Bill Hull

No. 85
- Position: Defensive end

Personal information
- Born: August 4, 1940 Fayetteville, North Carolina, U.S.
- Died: May 3, 2020 (aged 79) Raleigh, North Carolina, U.S.
- Listed height: 6 ft 6 in (1.98 m)
- Listed weight: 245 lb (111 kg)

Career information
- High school: Tarboro (NC)
- College: Wake Forest
- NFL draft: 1962 (3rd round, 35th overall pick)
- AFL draft: 1962 (5th round, 38th overall pick)

Career history
- Dallas Texans (1962);

Awards and highlights
- AFL champion (1962); Second-team All-ACC (1961);

Career AFL statistics
- Sacks: 1.5
- Stats at Pro Football Reference

= Bill Hull =

American football player (1940–2020)

Harry William Hull Jr. (August 4, 1940 – May 3, 2020) was an American professional football defensive end who played in the American Football League (AFL) for the Dallas Texans in 1962.

==Career==
Hull played college football at Wake Forest and was selected by the National Football League's Chicago Bears in the third round (35th overall) of the 1962 NFL draft and the AFL's Boston Patriots in the fifth round (38th overall) of the 1962 AFL draft but did not play for either team. He played only one season professionally with the AFL's Dallas Texans. He intercepted George Blanda late in the first overtime of professional football's longest championship game.
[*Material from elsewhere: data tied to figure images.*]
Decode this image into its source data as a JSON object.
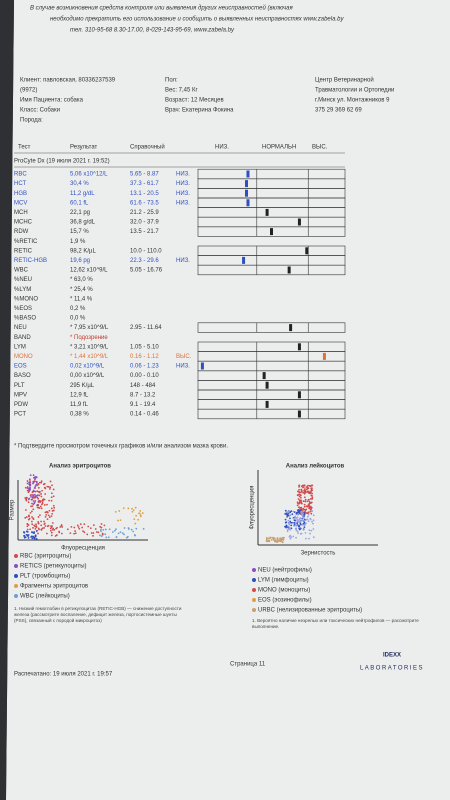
{
  "notice": [
    "В случае возникновения средств контроля или выявления других неисправностей (включая",
    "необходимо прекратить его использование и сообщить о выявленных неисправностях www.zabela.by",
    "тел. 310-95-68 8.30-17.00, 8-029-143-95-69, www.zabela.by"
  ],
  "client": {
    "left": [
      "Клиент: павловская, 80336237539",
      "(9972)",
      "Имя Пациента: собака",
      "Класс: Собаки",
      "Порода:"
    ],
    "middle": [
      "Пол:",
      "Вес: 7,45 Кг",
      "Возраст: 12 Месяцев",
      "Врач: Екатерина Фокина"
    ],
    "clinic": [
      "Центр Ветеринарной",
      "Травматологии и Ортопедии",
      "г.Минск ул. Монтажников 9",
      "375 29 369 62 69"
    ]
  },
  "table": {
    "headers": [
      "Тест",
      "Результат",
      "Справочный",
      "НИЗ.",
      "НОРМАЛЬН",
      "ВЫС."
    ],
    "instrument": "ProCyte Dx (19 июля 2021 г. 19:52)",
    "rows": [
      {
        "test": "RBC",
        "result": "5,06 x10^12/L",
        "ref": "5.65 - 8.87",
        "flag": "НИЗ.",
        "marker": 34,
        "marker_color": "#2f4fc0"
      },
      {
        "test": "HCT",
        "result": "30,4 %",
        "ref": "37.3 - 61.7",
        "flag": "НИЗ.",
        "marker": 33,
        "marker_color": "#2f4fc0"
      },
      {
        "test": "HGB",
        "result": "11,2 g/dL",
        "ref": "13.1 - 20.5",
        "flag": "НИЗ.",
        "marker": 33,
        "marker_color": "#2f4fc0"
      },
      {
        "test": "MCV",
        "result": "60,1 fL",
        "ref": "61.6 - 73.5",
        "flag": "НИЗ.",
        "marker": 34,
        "marker_color": "#2f4fc0"
      },
      {
        "test": "MCH",
        "result": "22,1 pg",
        "ref": "21.2 - 25.9",
        "marker": 47,
        "marker_color": "#222"
      },
      {
        "test": "MCHC",
        "result": "36,8 g/dL",
        "ref": "32.0 - 37.9",
        "marker": 69,
        "marker_color": "#222"
      },
      {
        "test": "RDW",
        "result": "15,7 %",
        "ref": "13.5 - 21.7",
        "marker": 50,
        "marker_color": "#222"
      },
      {
        "test": "%RETIC",
        "result": "1,9 %"
      },
      {
        "test": "RETIC",
        "result": "98,2 K/µL",
        "ref": "10.0 - 110.0",
        "marker": 74,
        "marker_color": "#222"
      },
      {
        "test": "RETIC-HGB",
        "result": "19,6 pg",
        "ref": "22.3 - 29.6",
        "flag": "НИЗ.",
        "marker": 31,
        "marker_color": "#2f4fc0"
      },
      {
        "test": "WBC",
        "result": "12,62 x10^9/L",
        "ref": "5.05 - 16.76",
        "marker": 62,
        "marker_color": "#222"
      },
      {
        "test": "%NEU",
        "result": "* 63,0 %"
      },
      {
        "test": "%LYM",
        "result": "* 25,4 %"
      },
      {
        "test": "%MONO",
        "result": "* 11,4 %"
      },
      {
        "test": "%EOS",
        "result": "0,2 %"
      },
      {
        "test": "%BASO",
        "result": "0,0 %"
      },
      {
        "test": "NEU",
        "result": "* 7,95 x10^9/L",
        "ref": "2.95 - 11.64",
        "marker": 63,
        "marker_color": "#222"
      },
      {
        "test": "BAND",
        "result": "* Подозрение",
        "marker_color": "#c0392b"
      },
      {
        "test": "LYM",
        "result": "* 3,21 x10^9/L",
        "ref": "1.05 - 5.10",
        "marker": 69,
        "marker_color": "#222"
      },
      {
        "test": "MONO",
        "result": "* 1,44 x10^9/L",
        "ref": "0.16 - 1.12",
        "flag": "ВЫС.",
        "marker": 86,
        "marker_color": "#e0703a"
      },
      {
        "test": "EOS",
        "result": "0,02 x10^9/L",
        "ref": "0.06 - 1.23",
        "flag": "НИЗ.",
        "marker": 3,
        "marker_color": "#2f4fc0"
      },
      {
        "test": "BASO",
        "result": "0,00 x10^9/L",
        "ref": "0.00 - 0.10",
        "marker": 45,
        "marker_color": "#222"
      },
      {
        "test": "PLT",
        "result": "295 K/µL",
        "ref": "148 - 484",
        "marker": 47,
        "marker_color": "#222"
      },
      {
        "test": "MPV",
        "result": "12,9 fL",
        "ref": "8.7 - 13.2",
        "marker": 69,
        "marker_color": "#222"
      },
      {
        "test": "PDW",
        "result": "11,9 fL",
        "ref": "9.1 - 19.4",
        "marker": 47,
        "marker_color": "#222"
      },
      {
        "test": "PCT",
        "result": "0,38 %",
        "ref": "0.14 - 0.46",
        "marker": 69,
        "marker_color": "#222"
      }
    ],
    "note": "* Подтвердите просмотром точечных графиков и/или анализом мазка крови."
  },
  "charts": [
    {
      "title": "Анализ эритроцитов",
      "y_label": "Размер",
      "x_label": "Флуоресценция",
      "legend": [
        {
          "label": "RBC (эритроциты)",
          "color": "#d24a4a"
        },
        {
          "label": "RETICS (ретикулоциты)",
          "color": "#8a4fc0"
        },
        {
          "label": "PLT (тромбоциты)",
          "color": "#2f4fc0"
        },
        {
          "label": "Фрагменты эритроцитов",
          "color": "#e0a040"
        },
        {
          "label": "WBC (лейкоциты)",
          "color": "#6a9fd8"
        }
      ],
      "footnote": "1. Низкий гемоглобин в ретикулоцитах (RETIC-HGB) — снижение доступности железа (рассмотрите воспаление, дефицит железа, портосистемные шунты (PSS), связанный с породой микроцитоз)"
    },
    {
      "title": "Анализ лейкоцитов",
      "y_label": "Флуоресценция",
      "x_label": "Зернистость",
      "legend": [
        {
          "label": "NEU (нейтрофилы)",
          "color": "#8a4fc0"
        },
        {
          "label": "LYM (лимфоциты)",
          "color": "#2f4fc0"
        },
        {
          "label": "MONO (моноциты)",
          "color": "#d24a4a"
        },
        {
          "label": "EOS (эозинофилы)",
          "color": "#e0a040"
        },
        {
          "label": "URBC (нелизированные эритроциты)",
          "color": "#c8a070"
        }
      ],
      "footnote": "1. Вероятно наличие незрелых или токсических нейтрофилов — рассмотрите выполнение."
    }
  ],
  "footer": {
    "printed": "Распечатано: 19 июля 2021 г. 19:57",
    "page": "Страница 11",
    "logo": "IDEXX",
    "logo_sub": "LABORATORIES"
  }
}
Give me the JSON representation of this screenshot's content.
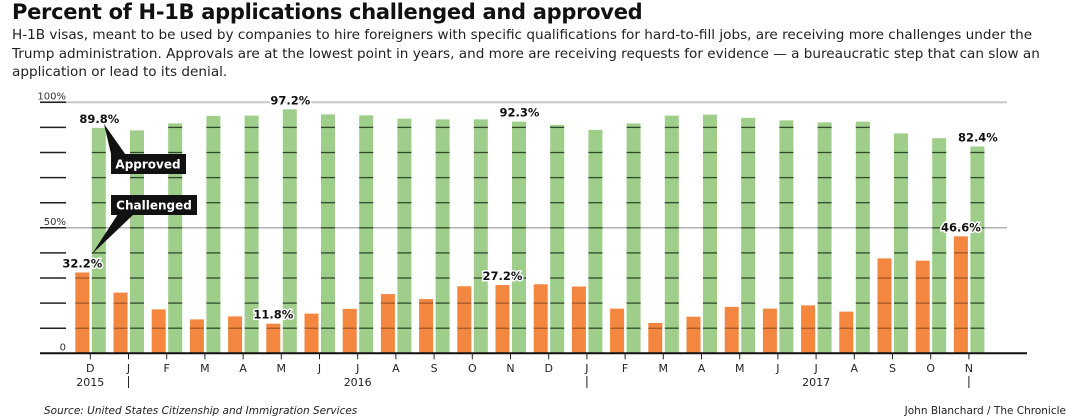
{
  "title": "Percent of H-1B applications challenged and approved",
  "subtitle": "H-1B visas, meant to be used by companies to hire foreigners with specific qualifications for hard-to-fill jobs, are receiving more challenges under the Trump administration. Approvals are at the lowest point in years, and more are receiving requests for evidence — a bureaucratic step that can slow an application or lead to its denial.",
  "source": "Source: United States Citizenship and Immigration Services",
  "credit": "John Blanchard / The Chronicle",
  "chart_data": {
    "type": "bar",
    "categories": [
      "D",
      "J",
      "F",
      "M",
      "A",
      "M",
      "J",
      "J",
      "A",
      "S",
      "O",
      "N",
      "D",
      "J",
      "F",
      "M",
      "A",
      "M",
      "J",
      "J",
      "A",
      "S",
      "O",
      "N"
    ],
    "years": [
      {
        "label": "2015",
        "at": 0
      },
      {
        "label": "2016",
        "at": 7
      },
      {
        "label": "2017",
        "at": 19
      }
    ],
    "year_breaks": [
      1,
      13,
      23
    ],
    "series": [
      {
        "name": "Challenged",
        "color": "#f4873f",
        "values": [
          32.2,
          24.2,
          17.5,
          13.5,
          14.7,
          11.8,
          15.8,
          17.7,
          23.6,
          21.6,
          26.7,
          27.2,
          27.5,
          26.6,
          17.8,
          12.1,
          14.6,
          18.5,
          17.8,
          19.1,
          16.6,
          37.8,
          36.9,
          46.6
        ]
      },
      {
        "name": "Approved",
        "color": "#9fce8a",
        "values": [
          89.8,
          88.8,
          91.6,
          94.6,
          94.7,
          97.2,
          95.2,
          94.8,
          93.5,
          93.2,
          93.2,
          92.3,
          91.0,
          89.0,
          91.6,
          94.7,
          95.1,
          93.8,
          92.8,
          92.0,
          92.3,
          87.6,
          85.7,
          82.4
        ]
      }
    ],
    "data_labels": [
      {
        "series": 0,
        "index": 0,
        "text": "32.2%"
      },
      {
        "series": 1,
        "index": 0,
        "text": "89.8%"
      },
      {
        "series": 0,
        "index": 5,
        "text": "11.8%"
      },
      {
        "series": 1,
        "index": 5,
        "text": "97.2%"
      },
      {
        "series": 0,
        "index": 11,
        "text": "27.2%"
      },
      {
        "series": 1,
        "index": 11,
        "text": "92.3%"
      },
      {
        "series": 0,
        "index": 23,
        "text": "46.6%"
      },
      {
        "series": 1,
        "index": 23,
        "text": "82.4%"
      }
    ],
    "callouts": [
      "Approved",
      "Challenged"
    ],
    "ylim": [
      0,
      100
    ],
    "yticks": [
      {
        "v": 0,
        "label": "0"
      },
      {
        "v": 50,
        "label": "50%"
      },
      {
        "v": 100,
        "label": "100%"
      }
    ],
    "ytick_step": 10,
    "grid": true
  }
}
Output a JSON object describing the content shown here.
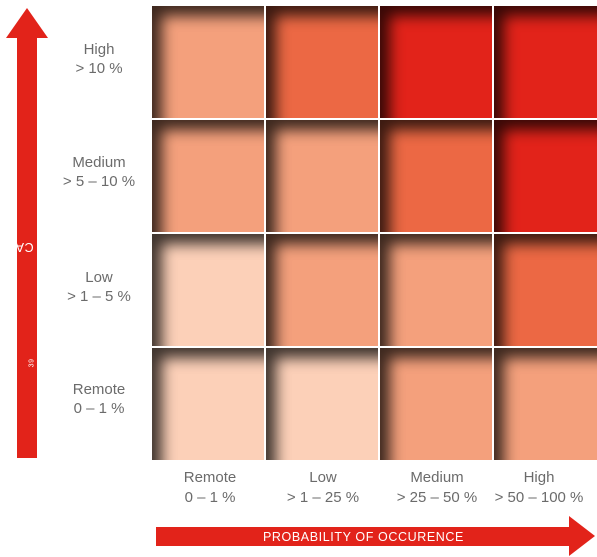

In that 1962 American Football League Championship game against the Houston Oilers, Hull's interception allowed the Texans to start the second overtime with two runs by Jack Spikes to move the ball to the Oilers' 25-yard line, and Tommy Brooker kicked a field goal to give the Texans the win, 20 - 17.

==Basketball==
Hull was also a collegiate basketball player, and became the first ACC player to ever to start for both the football and basketball team in the same season.

==Awards==
In 1992, Hull was inducted into the Wake Forest Athletics Hall of fame.

==Death==
He died on May 3, 2020, in Raleigh, North Carolina at age 79.